Romuald was a bold innovator, successfully initiating the combination of monastic, eremitic, and missionary life in the one movement of reform which has become a quiet part of the Church for a thousand years. Most importantly he gifted the Church his power of prayer in the simplest form, and a simple rule that has been the foundation of life for thousands of pilgrims over a millennia.

The Camaldolese Way

Fr Peter-Damian Belisle 4 suggests the following as the influence St Romuald inspired, and continues to inspire …

Smallness:  Instead of founding large monasteries, he chose to establish numerous small and poor communities of monks. The Order that developed from Camaldoli remained few in number throughout its history, continuing to be hidden and humble, in the example of its founder.

The love of Solitude:  This is the outstanding contribution of the Saint’s work of reform  –  he respected the coenobitic life, but always preferred a life in solitude, successfully communicating his love for the solitary way to the men and women who were inspired by his teaching and example.

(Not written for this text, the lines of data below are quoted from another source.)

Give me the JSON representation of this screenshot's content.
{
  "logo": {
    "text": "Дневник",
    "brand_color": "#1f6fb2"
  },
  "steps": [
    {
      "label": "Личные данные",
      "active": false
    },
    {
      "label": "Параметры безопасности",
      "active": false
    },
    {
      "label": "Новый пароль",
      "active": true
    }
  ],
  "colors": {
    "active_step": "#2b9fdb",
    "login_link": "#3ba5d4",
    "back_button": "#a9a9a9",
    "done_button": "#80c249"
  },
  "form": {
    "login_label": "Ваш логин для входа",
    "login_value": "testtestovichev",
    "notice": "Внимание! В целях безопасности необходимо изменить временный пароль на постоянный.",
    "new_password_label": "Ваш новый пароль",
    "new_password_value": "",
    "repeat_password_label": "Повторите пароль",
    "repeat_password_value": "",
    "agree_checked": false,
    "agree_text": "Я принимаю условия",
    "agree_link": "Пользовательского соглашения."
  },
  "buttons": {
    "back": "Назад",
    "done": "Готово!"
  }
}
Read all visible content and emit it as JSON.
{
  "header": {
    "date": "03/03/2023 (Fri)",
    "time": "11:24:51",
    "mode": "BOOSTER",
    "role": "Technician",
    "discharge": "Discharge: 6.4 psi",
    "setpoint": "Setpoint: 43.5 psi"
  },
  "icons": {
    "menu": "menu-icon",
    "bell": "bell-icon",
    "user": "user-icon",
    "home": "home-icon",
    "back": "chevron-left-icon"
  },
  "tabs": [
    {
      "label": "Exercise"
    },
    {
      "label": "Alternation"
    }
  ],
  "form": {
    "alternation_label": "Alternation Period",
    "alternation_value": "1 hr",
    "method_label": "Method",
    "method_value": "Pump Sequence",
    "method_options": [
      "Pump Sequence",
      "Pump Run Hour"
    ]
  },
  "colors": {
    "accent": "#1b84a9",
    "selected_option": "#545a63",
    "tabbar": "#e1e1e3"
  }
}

The mission of Love:  His love of Christ was such that it overflowed irresistibly into works of love.  He sought to gather hermits together under a simple rule lest they be lost to God in their aimless wanderings.  His foundations welcomed travellers, the poor and the sick in the spirit of St Benedict.  As the Order developed and grew, the hermitages themselves were encouraged to offer hospitality and even have pharmacies for the care of the sick.

The Triple Good: From the young Emperor, Romuald received this idea and established the union of the monastic, solitary, and missionary life at Camaldoli, insisting the prior should always be a hermit. (This appears to be the only constitutional regulation Romuald ever made). This unique innovation has been preserved in a Church where most other communities of hermits eventually became coenobite monasteries.

The Privilege of Love:  This paramount gift the Saint bequeathed to those who follow him  –  the desire to live together in the intimacy of Holy Love.  it is the way he himself related to others, and he encouraged it among everyone who came to follow him.

1  Woodeene Koenig-Bricker, ‘365 Saints.’

2  Lino Vigilucci OSB.Cam ‘Camaldoli’ source books.

3  Sources: St Peter-Damian’s ‘Life of Blessed Romuald’, and, St Bruno-Boniface’s ‘Life of the Five Brothers.’